Elizabeth Harrin writes a great blog called, A Girl's Guide to Managing Projects, Trying to Stay OTOBOS... (on time, on budget, on scope). Elizabeth's perspective on project failures is practical and informative, making her blog interesting to read.
Titles of several recent entries hint at her focus areas:
- Why do projects fail?
- Success criteria: how do you define success?
- Restructuring failing projects
- Defining failure
- A bald dog can teach us new tricks
Here's a quote from Project governance for Parliament:
The construction of the new Scottish Parliament building is a good example of how things can go so wrong on a project.

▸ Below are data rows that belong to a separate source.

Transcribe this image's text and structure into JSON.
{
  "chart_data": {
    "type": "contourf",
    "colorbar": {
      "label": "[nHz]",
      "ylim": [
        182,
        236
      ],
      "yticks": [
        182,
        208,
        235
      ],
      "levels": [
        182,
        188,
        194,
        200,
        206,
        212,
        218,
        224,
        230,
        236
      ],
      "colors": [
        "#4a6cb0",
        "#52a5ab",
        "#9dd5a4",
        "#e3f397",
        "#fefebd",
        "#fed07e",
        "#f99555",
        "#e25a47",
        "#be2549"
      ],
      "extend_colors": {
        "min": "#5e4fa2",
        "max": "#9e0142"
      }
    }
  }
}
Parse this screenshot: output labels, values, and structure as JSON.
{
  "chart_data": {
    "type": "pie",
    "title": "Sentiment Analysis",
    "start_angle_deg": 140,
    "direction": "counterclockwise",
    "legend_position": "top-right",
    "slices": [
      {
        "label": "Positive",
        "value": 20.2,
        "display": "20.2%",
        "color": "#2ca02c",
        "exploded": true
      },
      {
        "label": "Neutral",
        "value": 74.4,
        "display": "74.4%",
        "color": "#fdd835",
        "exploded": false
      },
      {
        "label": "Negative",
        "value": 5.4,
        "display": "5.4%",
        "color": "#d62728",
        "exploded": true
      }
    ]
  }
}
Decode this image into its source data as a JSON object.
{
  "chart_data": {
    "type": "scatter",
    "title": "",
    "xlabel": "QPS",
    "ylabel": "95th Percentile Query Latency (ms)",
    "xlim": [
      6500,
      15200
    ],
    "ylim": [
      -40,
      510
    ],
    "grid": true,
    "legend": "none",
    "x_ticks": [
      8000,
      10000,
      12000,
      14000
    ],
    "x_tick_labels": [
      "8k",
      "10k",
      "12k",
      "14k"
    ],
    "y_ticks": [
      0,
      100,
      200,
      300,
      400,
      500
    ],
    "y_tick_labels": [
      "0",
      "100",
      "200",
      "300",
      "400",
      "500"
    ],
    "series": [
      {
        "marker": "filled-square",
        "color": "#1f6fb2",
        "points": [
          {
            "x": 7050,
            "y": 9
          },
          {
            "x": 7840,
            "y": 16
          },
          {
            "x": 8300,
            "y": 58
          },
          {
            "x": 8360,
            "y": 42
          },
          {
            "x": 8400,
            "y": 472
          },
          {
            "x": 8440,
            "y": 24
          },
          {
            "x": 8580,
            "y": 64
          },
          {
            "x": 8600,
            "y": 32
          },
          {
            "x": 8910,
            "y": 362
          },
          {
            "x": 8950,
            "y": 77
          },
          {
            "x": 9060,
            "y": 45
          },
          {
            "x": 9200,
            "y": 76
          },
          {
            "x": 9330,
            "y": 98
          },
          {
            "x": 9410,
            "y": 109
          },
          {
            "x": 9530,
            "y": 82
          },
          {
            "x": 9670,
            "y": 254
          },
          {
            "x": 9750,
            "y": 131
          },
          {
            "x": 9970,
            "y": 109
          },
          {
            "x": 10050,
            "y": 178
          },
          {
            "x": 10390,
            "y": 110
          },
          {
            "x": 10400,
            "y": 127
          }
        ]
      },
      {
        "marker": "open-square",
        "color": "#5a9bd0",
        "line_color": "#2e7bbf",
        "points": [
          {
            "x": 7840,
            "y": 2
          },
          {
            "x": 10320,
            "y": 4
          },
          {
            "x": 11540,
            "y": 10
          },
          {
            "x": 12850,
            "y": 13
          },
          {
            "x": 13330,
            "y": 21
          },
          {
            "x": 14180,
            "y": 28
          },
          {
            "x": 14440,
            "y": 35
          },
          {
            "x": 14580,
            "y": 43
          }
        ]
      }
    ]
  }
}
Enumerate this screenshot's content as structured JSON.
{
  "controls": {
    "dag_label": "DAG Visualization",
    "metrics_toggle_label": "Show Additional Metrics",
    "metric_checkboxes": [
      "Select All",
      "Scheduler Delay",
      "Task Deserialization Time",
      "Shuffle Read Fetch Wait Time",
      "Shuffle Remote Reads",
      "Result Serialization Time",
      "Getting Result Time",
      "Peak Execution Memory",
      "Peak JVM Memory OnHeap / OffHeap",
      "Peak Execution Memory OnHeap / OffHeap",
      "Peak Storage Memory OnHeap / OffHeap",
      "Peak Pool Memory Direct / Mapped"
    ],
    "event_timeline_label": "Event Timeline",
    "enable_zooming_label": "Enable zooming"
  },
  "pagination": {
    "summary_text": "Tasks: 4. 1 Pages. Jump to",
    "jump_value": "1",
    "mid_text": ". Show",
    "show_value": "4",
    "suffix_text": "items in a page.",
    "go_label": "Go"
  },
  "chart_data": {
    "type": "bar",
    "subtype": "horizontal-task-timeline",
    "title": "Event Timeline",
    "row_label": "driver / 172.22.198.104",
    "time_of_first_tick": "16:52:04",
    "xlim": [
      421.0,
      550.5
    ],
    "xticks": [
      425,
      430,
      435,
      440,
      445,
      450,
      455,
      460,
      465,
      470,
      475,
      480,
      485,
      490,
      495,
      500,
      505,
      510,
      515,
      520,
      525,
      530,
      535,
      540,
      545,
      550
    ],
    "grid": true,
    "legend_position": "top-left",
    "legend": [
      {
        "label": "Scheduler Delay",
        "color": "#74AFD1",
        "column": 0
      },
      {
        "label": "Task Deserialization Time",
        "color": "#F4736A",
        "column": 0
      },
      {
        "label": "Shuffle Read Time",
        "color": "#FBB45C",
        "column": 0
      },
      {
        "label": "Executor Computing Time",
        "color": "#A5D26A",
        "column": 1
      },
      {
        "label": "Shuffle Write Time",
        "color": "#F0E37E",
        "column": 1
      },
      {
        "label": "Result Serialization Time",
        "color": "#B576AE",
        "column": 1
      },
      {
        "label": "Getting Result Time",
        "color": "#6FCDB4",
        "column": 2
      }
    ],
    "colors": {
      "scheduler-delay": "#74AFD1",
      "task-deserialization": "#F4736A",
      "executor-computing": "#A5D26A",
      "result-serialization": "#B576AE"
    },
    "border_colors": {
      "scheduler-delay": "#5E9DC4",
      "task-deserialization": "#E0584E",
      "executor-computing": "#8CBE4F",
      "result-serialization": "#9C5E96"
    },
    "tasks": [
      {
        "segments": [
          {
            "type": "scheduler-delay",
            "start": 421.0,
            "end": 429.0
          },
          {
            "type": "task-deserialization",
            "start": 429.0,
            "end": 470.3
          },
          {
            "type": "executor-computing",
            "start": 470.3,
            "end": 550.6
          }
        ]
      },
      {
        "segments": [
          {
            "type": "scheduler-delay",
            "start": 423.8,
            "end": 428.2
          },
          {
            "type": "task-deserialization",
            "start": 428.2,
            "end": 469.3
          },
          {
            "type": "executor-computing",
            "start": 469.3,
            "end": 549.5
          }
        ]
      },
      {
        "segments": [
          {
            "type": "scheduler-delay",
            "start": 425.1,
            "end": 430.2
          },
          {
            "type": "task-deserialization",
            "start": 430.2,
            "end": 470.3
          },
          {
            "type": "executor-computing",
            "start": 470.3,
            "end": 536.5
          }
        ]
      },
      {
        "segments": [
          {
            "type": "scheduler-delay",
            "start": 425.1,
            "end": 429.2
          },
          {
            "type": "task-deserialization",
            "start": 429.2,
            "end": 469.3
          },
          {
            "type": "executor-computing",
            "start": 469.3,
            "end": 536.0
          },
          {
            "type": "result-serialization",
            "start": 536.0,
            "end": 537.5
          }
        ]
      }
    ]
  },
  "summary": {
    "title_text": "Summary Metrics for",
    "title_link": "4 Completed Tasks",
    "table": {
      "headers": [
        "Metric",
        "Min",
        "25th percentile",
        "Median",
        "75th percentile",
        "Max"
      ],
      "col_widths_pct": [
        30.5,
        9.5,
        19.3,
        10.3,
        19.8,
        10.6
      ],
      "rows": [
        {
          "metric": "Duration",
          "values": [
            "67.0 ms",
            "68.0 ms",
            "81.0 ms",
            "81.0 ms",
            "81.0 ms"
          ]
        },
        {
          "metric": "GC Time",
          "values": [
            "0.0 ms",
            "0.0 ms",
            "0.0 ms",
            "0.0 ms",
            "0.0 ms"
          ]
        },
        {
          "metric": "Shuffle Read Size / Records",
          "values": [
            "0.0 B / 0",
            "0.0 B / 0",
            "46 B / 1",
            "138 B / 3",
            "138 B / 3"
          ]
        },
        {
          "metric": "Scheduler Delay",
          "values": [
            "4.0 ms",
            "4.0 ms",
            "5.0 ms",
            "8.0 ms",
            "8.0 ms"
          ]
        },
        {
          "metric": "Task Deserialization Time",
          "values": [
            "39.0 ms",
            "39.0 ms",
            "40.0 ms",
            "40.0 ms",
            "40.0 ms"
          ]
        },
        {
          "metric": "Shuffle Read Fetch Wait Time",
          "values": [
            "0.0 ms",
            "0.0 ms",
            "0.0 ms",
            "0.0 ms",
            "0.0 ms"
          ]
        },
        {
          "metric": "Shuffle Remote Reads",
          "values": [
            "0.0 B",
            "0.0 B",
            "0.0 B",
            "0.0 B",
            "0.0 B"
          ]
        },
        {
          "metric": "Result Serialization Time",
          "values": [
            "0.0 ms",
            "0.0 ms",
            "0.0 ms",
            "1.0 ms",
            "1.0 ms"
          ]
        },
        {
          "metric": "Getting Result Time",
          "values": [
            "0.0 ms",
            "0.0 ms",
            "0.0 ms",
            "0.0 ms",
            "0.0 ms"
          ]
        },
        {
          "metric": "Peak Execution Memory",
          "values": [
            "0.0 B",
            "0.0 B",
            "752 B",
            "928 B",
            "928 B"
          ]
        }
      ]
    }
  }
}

The innovative design was in its early stages when the procurement process started. Architects were bidding to deliver something within a specification of 20,740 m² and £50m. At this point, there were no guidelines on quality or timescale. The driving factors – those critical success criteria – had not been fully thought through. That’s not to say that the Scottish Office officials didn’t know what the project objectives were: they were to construct a new Parliament building. Lord Fraser’s report into the project says that the difficulties lay in establishing priorities . What was more important? These two specifications of size and cost, or quality and time? From the behaviour of the project team (in its largest sense), Lord Fraser concludes that actually time and quality were the two priorities, and cost was not really a concern. At this very early stage in the project, the procurement process was not done using a realistic budget estimate.
Practical, helpful analysis of IT project failures. What more could one want?